Tennis

Stan Wawrinka, sans regret

Le Vaudois a laissé trop de jus dans sa victoire à l’US open pour parvenir à briller au Masters. Vaincu par Andy Murray, il clôt une saison néanmoins remarquable

Cette raquette jetée de rage à l’issue du 7e jeu de la 1re manche en dit long. En cédant son service, Stan Wawrinka sait que son destin est en train de lui échapper. Avec ce break, synonyme de la probable perte de ce 1er set, il sait que sa qualification pour les demi-finales ne dépendra pas de lui. La loi de ce format avec matches de poule. Il devait battre le numéro 1 mondial en deux sets pour s’assurer une place dans le dernier carré. Une victoire en trois manches aurait suspendu son destin à une indispensable victoire de Cilic face à Nishikori.

«Il est en pleine confiance et fait les bons choix»

Alors, ce jet de raquette, à 4-3 pour l’Ecossais, sonne comme le tournant du match. Et les trois balles de set sauvées sur son service à 5-3 ne suffisent pas à rallumer la flamme. Le Vaudois n’est plus aussi incisif et Andy Murray en profite pour servir le feu, dicter le jeu en patron et vaincre 6/4 6/2. «Le score est dur. J’ai bien commencé mais face à un tel joueur, de petites choses peuvent faire une grosse différence, confie Wawrinka. Il rend mon jeu hésitant. C’est pour ça qu’il est le numéro 1 mondial. Il est en pleine confiance et fait les bons choix.»

La fatigue physique et mentale qu’il traîne depuis l’US open a eu raison de sa fin de saison. «Le tennis est dur émotionnellement, poursuit-il. De vraies montagnes russes tout au long de la saison. Et quand tu vas aussi haut que je l’ai été en gagnant à New York, derrière ce n’est pas simple.»

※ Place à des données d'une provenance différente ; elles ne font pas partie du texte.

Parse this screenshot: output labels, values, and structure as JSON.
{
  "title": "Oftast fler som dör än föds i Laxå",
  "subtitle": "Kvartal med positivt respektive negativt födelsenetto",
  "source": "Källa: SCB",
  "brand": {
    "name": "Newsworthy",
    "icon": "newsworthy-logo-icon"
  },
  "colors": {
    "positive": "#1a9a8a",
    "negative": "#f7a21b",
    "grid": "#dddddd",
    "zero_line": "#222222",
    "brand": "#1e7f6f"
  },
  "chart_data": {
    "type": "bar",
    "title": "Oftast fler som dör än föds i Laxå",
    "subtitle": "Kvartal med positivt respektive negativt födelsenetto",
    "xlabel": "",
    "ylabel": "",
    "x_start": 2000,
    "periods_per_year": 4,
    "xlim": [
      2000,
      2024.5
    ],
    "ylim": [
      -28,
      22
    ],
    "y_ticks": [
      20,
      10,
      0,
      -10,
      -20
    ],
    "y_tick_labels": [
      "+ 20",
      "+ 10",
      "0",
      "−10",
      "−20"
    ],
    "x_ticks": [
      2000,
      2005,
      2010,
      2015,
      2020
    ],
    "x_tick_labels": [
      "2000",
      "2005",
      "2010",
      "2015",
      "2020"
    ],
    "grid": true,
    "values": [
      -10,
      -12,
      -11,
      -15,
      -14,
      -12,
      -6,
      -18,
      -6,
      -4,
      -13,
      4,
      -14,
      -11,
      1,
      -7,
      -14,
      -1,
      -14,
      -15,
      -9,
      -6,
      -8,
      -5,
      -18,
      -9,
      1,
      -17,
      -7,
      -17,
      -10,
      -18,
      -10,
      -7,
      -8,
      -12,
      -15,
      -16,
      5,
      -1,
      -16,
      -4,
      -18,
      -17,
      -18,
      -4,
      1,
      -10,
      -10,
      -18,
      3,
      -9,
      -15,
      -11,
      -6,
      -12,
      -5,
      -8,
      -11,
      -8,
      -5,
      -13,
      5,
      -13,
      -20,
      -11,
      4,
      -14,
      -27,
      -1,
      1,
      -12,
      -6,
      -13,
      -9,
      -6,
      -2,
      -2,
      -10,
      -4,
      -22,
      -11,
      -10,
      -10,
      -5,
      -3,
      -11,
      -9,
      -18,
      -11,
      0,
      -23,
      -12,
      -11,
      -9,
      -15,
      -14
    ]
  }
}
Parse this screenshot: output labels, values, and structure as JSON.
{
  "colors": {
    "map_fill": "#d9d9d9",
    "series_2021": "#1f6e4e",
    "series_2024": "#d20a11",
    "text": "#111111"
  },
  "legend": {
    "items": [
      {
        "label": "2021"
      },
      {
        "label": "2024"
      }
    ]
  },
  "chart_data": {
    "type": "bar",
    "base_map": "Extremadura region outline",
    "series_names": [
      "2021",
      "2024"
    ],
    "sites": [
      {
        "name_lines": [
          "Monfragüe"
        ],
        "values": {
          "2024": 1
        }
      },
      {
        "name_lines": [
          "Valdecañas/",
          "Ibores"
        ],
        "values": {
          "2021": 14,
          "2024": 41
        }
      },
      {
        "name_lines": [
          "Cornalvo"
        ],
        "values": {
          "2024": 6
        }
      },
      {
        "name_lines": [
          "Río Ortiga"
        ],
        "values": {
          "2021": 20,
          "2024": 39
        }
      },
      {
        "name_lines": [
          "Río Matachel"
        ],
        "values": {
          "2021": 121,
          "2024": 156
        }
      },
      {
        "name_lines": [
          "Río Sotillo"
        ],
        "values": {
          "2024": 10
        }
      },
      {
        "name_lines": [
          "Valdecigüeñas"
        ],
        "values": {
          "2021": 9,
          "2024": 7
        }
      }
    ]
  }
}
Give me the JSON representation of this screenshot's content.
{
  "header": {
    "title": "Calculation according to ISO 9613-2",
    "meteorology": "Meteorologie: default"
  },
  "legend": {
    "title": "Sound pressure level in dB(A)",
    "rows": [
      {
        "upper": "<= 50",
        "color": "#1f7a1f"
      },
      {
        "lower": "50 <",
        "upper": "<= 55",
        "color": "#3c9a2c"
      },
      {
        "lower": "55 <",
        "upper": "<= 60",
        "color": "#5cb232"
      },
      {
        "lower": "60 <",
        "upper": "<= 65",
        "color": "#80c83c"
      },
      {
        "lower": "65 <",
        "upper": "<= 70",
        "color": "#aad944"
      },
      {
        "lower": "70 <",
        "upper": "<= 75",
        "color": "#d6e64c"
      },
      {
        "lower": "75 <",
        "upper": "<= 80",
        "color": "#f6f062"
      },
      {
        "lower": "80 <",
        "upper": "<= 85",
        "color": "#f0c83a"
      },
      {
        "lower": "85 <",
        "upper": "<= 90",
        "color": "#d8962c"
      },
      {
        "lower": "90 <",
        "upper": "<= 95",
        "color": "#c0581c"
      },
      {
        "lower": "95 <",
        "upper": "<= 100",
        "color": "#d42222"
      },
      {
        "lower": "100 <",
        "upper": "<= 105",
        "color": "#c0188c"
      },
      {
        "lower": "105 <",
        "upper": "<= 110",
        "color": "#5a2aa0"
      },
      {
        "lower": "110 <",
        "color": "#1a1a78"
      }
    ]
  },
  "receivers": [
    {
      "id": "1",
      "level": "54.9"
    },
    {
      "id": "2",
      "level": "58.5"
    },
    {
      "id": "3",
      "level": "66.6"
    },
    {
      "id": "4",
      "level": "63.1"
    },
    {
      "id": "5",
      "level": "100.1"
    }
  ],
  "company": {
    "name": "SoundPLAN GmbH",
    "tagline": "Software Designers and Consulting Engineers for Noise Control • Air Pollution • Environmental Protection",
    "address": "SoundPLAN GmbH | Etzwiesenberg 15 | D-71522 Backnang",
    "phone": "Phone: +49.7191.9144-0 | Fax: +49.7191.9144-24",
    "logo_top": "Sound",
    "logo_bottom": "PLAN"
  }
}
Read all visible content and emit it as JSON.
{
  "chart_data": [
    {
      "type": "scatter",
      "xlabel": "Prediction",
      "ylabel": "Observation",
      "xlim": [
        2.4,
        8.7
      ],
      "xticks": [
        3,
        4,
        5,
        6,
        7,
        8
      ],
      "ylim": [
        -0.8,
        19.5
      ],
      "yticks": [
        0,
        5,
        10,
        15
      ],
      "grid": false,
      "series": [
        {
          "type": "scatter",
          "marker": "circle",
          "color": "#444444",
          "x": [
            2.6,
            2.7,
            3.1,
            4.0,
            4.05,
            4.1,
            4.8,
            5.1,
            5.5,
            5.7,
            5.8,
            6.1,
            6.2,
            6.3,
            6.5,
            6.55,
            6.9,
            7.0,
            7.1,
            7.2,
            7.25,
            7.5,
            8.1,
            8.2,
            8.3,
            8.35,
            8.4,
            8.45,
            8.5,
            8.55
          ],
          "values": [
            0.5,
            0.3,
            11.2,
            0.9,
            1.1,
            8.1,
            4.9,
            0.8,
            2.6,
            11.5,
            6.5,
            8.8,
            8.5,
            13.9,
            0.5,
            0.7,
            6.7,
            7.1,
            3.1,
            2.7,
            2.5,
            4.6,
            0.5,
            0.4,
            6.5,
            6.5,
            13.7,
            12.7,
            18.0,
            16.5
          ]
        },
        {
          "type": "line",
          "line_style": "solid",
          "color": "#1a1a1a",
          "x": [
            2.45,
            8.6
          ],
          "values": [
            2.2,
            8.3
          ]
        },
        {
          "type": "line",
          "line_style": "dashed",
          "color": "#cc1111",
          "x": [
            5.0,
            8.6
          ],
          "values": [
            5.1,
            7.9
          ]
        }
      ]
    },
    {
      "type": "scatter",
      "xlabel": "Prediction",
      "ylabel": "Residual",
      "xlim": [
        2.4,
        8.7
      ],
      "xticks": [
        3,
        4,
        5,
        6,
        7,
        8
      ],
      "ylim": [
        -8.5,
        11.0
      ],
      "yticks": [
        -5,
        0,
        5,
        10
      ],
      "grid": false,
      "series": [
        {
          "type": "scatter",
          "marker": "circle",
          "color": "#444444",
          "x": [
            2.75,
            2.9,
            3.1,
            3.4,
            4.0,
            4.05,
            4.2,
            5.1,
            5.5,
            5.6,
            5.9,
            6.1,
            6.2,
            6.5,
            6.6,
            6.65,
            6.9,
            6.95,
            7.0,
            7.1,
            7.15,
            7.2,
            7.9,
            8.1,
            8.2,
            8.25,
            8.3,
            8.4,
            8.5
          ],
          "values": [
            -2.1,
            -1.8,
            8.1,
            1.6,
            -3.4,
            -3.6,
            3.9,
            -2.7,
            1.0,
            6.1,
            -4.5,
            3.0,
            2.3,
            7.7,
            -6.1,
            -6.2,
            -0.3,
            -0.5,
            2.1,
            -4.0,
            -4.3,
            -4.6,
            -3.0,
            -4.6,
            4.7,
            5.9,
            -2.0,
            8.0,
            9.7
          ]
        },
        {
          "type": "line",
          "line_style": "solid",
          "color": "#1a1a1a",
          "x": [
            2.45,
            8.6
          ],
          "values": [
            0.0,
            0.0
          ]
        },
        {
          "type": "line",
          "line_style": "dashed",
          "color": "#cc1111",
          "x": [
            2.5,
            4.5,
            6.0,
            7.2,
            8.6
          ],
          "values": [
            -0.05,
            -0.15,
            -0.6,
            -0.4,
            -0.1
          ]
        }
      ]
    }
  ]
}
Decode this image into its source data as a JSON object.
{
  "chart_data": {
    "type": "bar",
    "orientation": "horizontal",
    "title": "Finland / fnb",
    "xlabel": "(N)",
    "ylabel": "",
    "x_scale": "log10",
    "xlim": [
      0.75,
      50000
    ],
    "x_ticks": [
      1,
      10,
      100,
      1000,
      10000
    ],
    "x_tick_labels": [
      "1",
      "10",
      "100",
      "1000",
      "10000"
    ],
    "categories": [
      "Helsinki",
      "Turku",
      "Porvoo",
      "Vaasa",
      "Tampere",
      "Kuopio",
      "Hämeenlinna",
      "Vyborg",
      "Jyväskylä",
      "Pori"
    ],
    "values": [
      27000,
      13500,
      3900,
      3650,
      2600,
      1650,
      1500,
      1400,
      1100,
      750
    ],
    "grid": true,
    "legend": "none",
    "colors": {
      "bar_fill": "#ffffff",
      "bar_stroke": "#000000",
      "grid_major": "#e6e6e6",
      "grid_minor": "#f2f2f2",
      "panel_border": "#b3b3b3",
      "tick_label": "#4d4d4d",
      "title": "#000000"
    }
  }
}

Des échecs pour mieux réussir

S’il admet des hauts et des bas, il y voit aussi là, la clé de sa régularité. Aussi paradoxal que cela puisse paraître. «J’essaie de faire le maximum pour bien jouer partout. Je n’y arrive pas mais quand je perds au 1er ou 2e tour d’un Masters 1000, ces échecs m’apportent ce qu’il faut pour ensuite gagner des Grand Chelems. Soit on regarde les tournois où je perds tôt, soit on regarde ma constance au niveau des titres. Il y a beaucoup de positif et je ne changerais pas mon année pour faire quart ou demi partout. Ce qu’on veut, c’est gagner des titres.»

Stan The Man peut dont partir en vacances avec une satisfaction légitime, au terme d’une saison à nouveau remarquable.